1. Almost $4 million of work was done, billed and paid for without adequately demonstrating the need for the work.

    a.   30 concrete rings around vacuum pit manholes were determined to be in need of replacement, yet approximately 3,000 were replaced with no competitive bidding, no apparent emergency, no documented need. Almost 2,300 of those were replaced before council approval was requested on April 13, 2023.

    b. For the Low Pressure Force Main (LPFM) system with grinder pumps, a 100 unit sampling was done, demonstrating a need to replace all check valves in the system – approximately 500 more than the initial 100 approved. The Village bought the extra 500 check valves to save money. Yet only 300 of the 500 were replaced over the following year and a half. While the need was classified as critical  due to potential Village liability, the work was not done immediately and not all of the critical work has been completed – nearly 2 years later… based on the invoices that were approved April 13, 2023.  The majority were invoiced in 2021-2022.  There is no plan in place to finish installing the remaining valves based on the information in the agenda April 13.  It has been suggested that the Village does not have these extra 200 check valves (cost, approximately $290 each) in their inventory of spare parts.  Where are they?

     c.    Both projects (check valves but most particularly concrete rings) were extensive repairs/replacement in a central sewer project that was completed just five years before the projects in question were done. How could 3000 concrete rings installed 5 or 6 years earlier be in need of replacement? How many concrete rings are there total?

              d. Why is a significant component like check valves in need of 100% replacement so soon after they were installed?

              e.    Though the invoice and the agenda item refers to the concrete ring around vacuum pit manhole covers (at $1000/ring), are the small squares of concrete where the check valves are located in the LPFM system separately charged and invoiced as concrete rings at $1000 each or were they included in the $900 charged to replace the check valves?

                    2. Work costing nearly $4 million and spread over a two-year period should have been competitively bid to assure a quality and cost-effective result. The timeline demonstrates the projects were not clearly of an emergency nature and should have been competitively bid and approved by council prior to the work being done.  The work done and invoiced should have been verified.

                    3.The staff stated that the contractor hired was the sole contractor available. This is not true. The Village approved continuing service contracts with two other contractors. The signed and notarized contracts were available on the Village website. And does it really take a wastewater contractor to pour concrete rings around a manhole cover?

                    4. Inconsistencies in the invoices were significant.

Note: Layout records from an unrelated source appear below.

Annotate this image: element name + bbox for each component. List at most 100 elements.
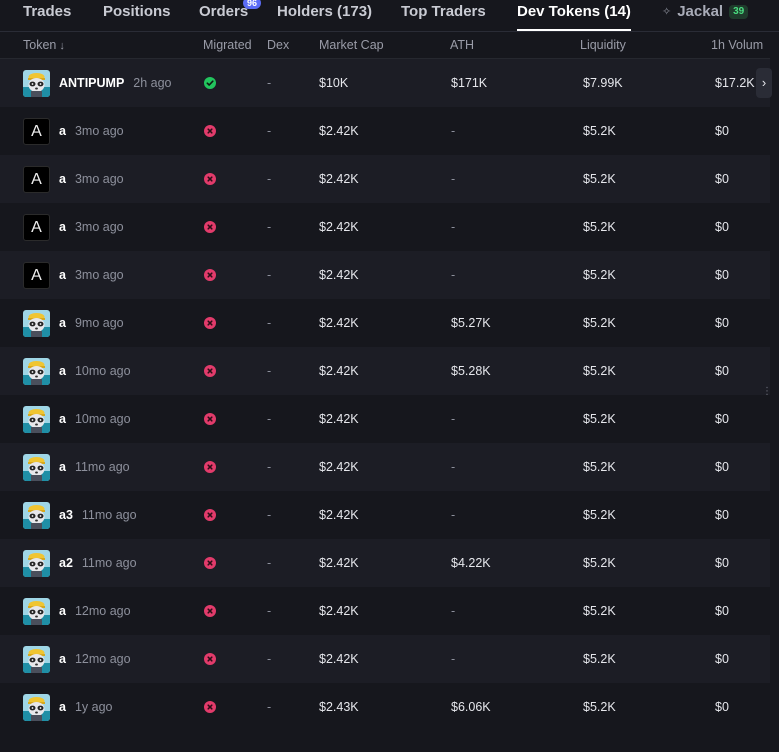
volume-value: $0 [715, 652, 729, 666]
token-name: a [59, 268, 66, 282]
market-cap-value: $2.42K [319, 316, 359, 330]
token-avatar [23, 502, 50, 529]
table-row[interactable]: Aa 3mo ago - $2.42K - $5.2K $0 [0, 203, 770, 251]
token-age: 2h ago [133, 76, 172, 90]
x-circle-icon [204, 605, 216, 617]
table-row[interactable]: Aa 3mo ago - $2.42K - $5.2K $0 [0, 155, 770, 203]
token-name-cell[interactable]: a 12mo ago [59, 635, 131, 683]
column-header-liquidity[interactable]: Liquidity [580, 32, 626, 58]
tab-positions[interactable]: Positions [103, 0, 171, 31]
tab-label: Top Traders [401, 3, 486, 20]
token-name-cell[interactable]: a 11mo ago [59, 443, 130, 491]
token-age: 11mo ago [74, 460, 130, 474]
table-row[interactable]: a 11mo ago - $2.42K - $5.2K $0 [0, 443, 770, 491]
market-cap-value: $2.42K [319, 508, 359, 522]
token-name-cell[interactable]: a 10mo ago [59, 395, 131, 443]
table-row[interactable]: a2 11mo ago - $2.42K $4.22K $5.2K $0 [0, 539, 770, 587]
token-name-cell[interactable]: a 12mo ago [59, 587, 131, 635]
token-name-cell[interactable]: a 3mo ago [59, 203, 124, 251]
token-age: 1y ago [74, 700, 113, 714]
tab-label: Holders (173) [277, 3, 373, 20]
token-age: 12mo ago [74, 604, 131, 618]
column-header-market-cap[interactable]: Market Cap [319, 32, 384, 58]
token-age: 12mo ago [74, 652, 131, 666]
tab-holders[interactable]: Holders (173) [277, 0, 372, 31]
token-name-cell[interactable]: a2 11mo ago [59, 539, 137, 587]
market-cap-value: $2.42K [319, 412, 359, 426]
liquidity-value: $5.2K [583, 700, 616, 714]
table-row[interactable]: a 12mo ago - $2.42K - $5.2K $0 [0, 587, 770, 635]
token-name-cell[interactable]: a 10mo ago [59, 347, 131, 395]
column-header-token[interactable]: Token ↓ [23, 32, 65, 59]
liquidity-value: $5.2K [583, 364, 616, 378]
chevron-right-icon[interactable]: › [756, 68, 772, 98]
liquidity-value: $5.2K [583, 604, 616, 618]
token-name-cell[interactable]: ANTIPUMP 2h ago [59, 59, 172, 107]
market-cap-value: $2.42K [319, 652, 359, 666]
dex-value: - [267, 76, 272, 90]
liquidity-value: $5.2K [583, 652, 616, 666]
dex-value: - [267, 700, 272, 714]
market-cap-value: $2.42K [319, 220, 359, 234]
drag-handle-icon[interactable]: ⋮ [762, 387, 772, 403]
market-cap-value: $2.42K [319, 460, 359, 474]
token-name-cell[interactable]: a 1y ago [59, 683, 112, 731]
table-row[interactable]: a 12mo ago - $2.42K - $5.2K $0 [0, 635, 770, 683]
liquidity-value: $5.2K [583, 316, 616, 330]
volume-value: $0 [715, 508, 729, 522]
volume-value: $0 [715, 268, 729, 282]
ath-value: - [451, 172, 456, 186]
table-row[interactable]: ANTIPUMP 2h ago - $10K $171K $7.99K $17.2K [0, 59, 770, 107]
market-cap-value: $2.42K [319, 124, 359, 138]
dex-value: - [267, 604, 272, 618]
token-age: 10mo ago [74, 412, 131, 426]
volume-value: $0 [715, 604, 729, 618]
token-name: a [59, 700, 66, 714]
table-row[interactable]: Aa 3mo ago - $2.42K - $5.2K $0 [0, 107, 770, 155]
volume-value: $0 [715, 364, 729, 378]
x-circle-icon [204, 701, 216, 713]
dex-value: - [267, 316, 272, 330]
token-name: a [59, 172, 66, 186]
table-row[interactable]: a 1y ago - $2.43K $6.06K $5.2K $0 [0, 683, 770, 731]
tab-dev-tokens[interactable]: Dev Tokens (14) [517, 0, 631, 31]
token-name: ANTIPUMP [59, 76, 125, 90]
token-age: 11mo ago [81, 508, 137, 522]
ath-value: $5.28K [451, 364, 491, 378]
column-header-ath[interactable]: ATH [450, 32, 474, 58]
dex-value: - [267, 556, 272, 570]
token-name-cell[interactable]: a3 11mo ago [59, 491, 137, 539]
token-age: 11mo ago [81, 556, 137, 570]
token-age: 3mo ago [74, 124, 124, 138]
dex-value: - [267, 268, 272, 282]
x-circle-icon [204, 461, 216, 473]
tab-top-traders[interactable]: Top Traders [401, 0, 486, 31]
table-row[interactable]: a3 11mo ago - $2.42K - $5.2K $0 [0, 491, 770, 539]
liquidity-value: $5.2K [583, 268, 616, 282]
token-avatar [23, 646, 50, 673]
market-cap-value: $2.43K [319, 700, 359, 714]
table-row[interactable]: Aa 3mo ago - $2.42K - $5.2K $0 [0, 251, 770, 299]
table-row[interactable]: a 9mo ago - $2.42K $5.27K $5.2K $0 [0, 299, 770, 347]
column-header-dex[interactable]: Dex [267, 32, 289, 58]
orders-count-badge: 96 [243, 0, 262, 9]
token-name-cell[interactable]: a 3mo ago [59, 155, 124, 203]
token-name-cell[interactable]: a 3mo ago [59, 107, 124, 155]
table-row[interactable]: a 10mo ago - $2.42K $5.28K $5.2K $0 [0, 347, 770, 395]
token-avatar: A [23, 262, 50, 289]
table-row[interactable]: a 10mo ago - $2.42K - $5.2K $0 [0, 395, 770, 443]
tab-orders[interactable]: Orders 96 [199, 0, 262, 31]
tab-label: Orders [199, 3, 249, 20]
x-circle-icon [204, 125, 216, 137]
tab-jackal[interactable]: ✧ Jackal 39 [662, 0, 749, 31]
market-cap-value: $2.42K [319, 604, 359, 618]
ath-value: $171K [451, 76, 488, 90]
column-header-migrated[interactable]: Migrated [203, 32, 252, 58]
token-name-cell[interactable]: a 3mo ago [59, 251, 124, 299]
token-name-cell[interactable]: a 9mo ago [59, 299, 124, 347]
ath-value: $5.27K [451, 316, 491, 330]
table-header: Token ↓ Migrated Dex Market Cap ATH Liqui… [0, 32, 779, 59]
tab-trades[interactable]: Trades [23, 0, 71, 31]
ath-value: $6.06K [451, 700, 491, 714]
column-header-volume[interactable]: 1h Volum [711, 32, 763, 58]
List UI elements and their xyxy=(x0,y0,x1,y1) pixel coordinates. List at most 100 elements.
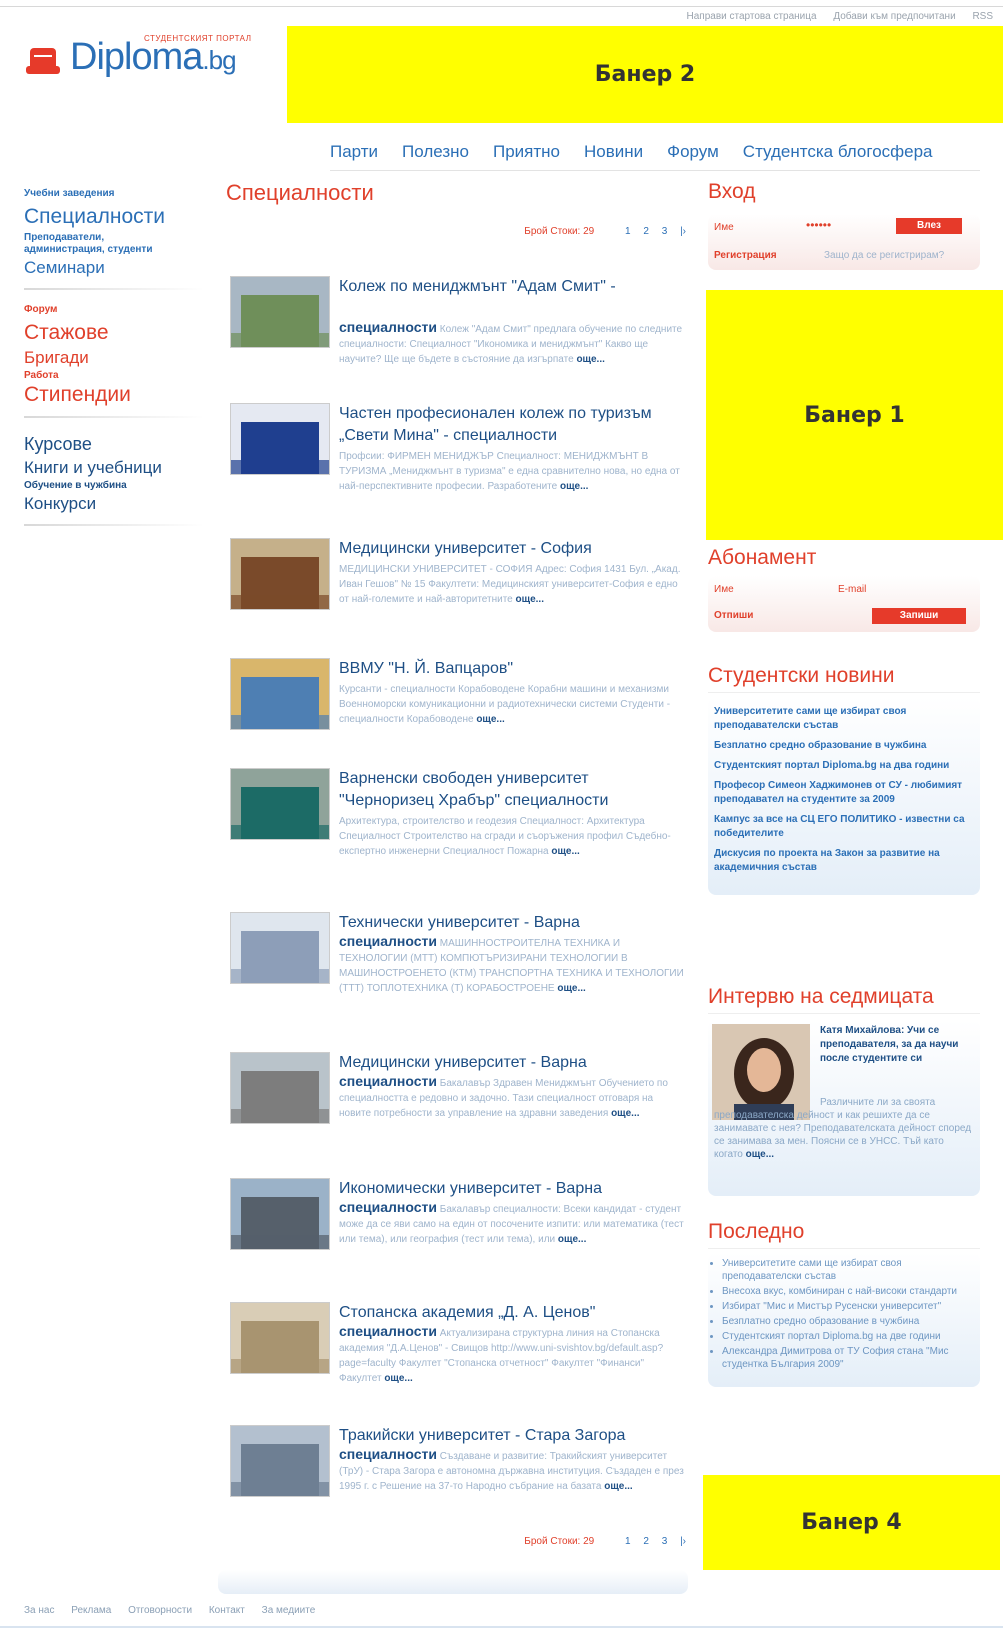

                      a. Many concrete rings were invoiced in LPFM areas that do not have vacuum pits and therefore have no concrete rings around vacuum pits.

                      b. Vacuum pits can accommodate between 1 – 5 homes yet based on the addresses in the invoices, some streets seemed to average a vacuum pit concrete ring replacement for every 1 to 2 homes.

                      c.There are addresses in the invoices that do not exist and are not even near homes that do exist.

                      d. The continuing service agreement included the costs that the contract would charge for repairs.  Neither replacement of check valves or replacing concrete rings on vacuum pit manhole covers was on the list.

                              5. Lack of bonding was blamed on the prior Village Attorney. Yet the continuing service agreement with the unbonded contractor was extended on April 13, 2023, well after Weiss Serota took over legal responsibilities, acknowledging they were aware of the bonding issue and it has been addressed by them.

                              6. Federal grant requirements were not adequately addressed. A more thorough explanation is needed – a single audit was to be done. How did auditors ignore the lack of competitive bidding for two major projects, “after the fact” approval of the projects, no documented need for the projects, and apparent inadequate oversight.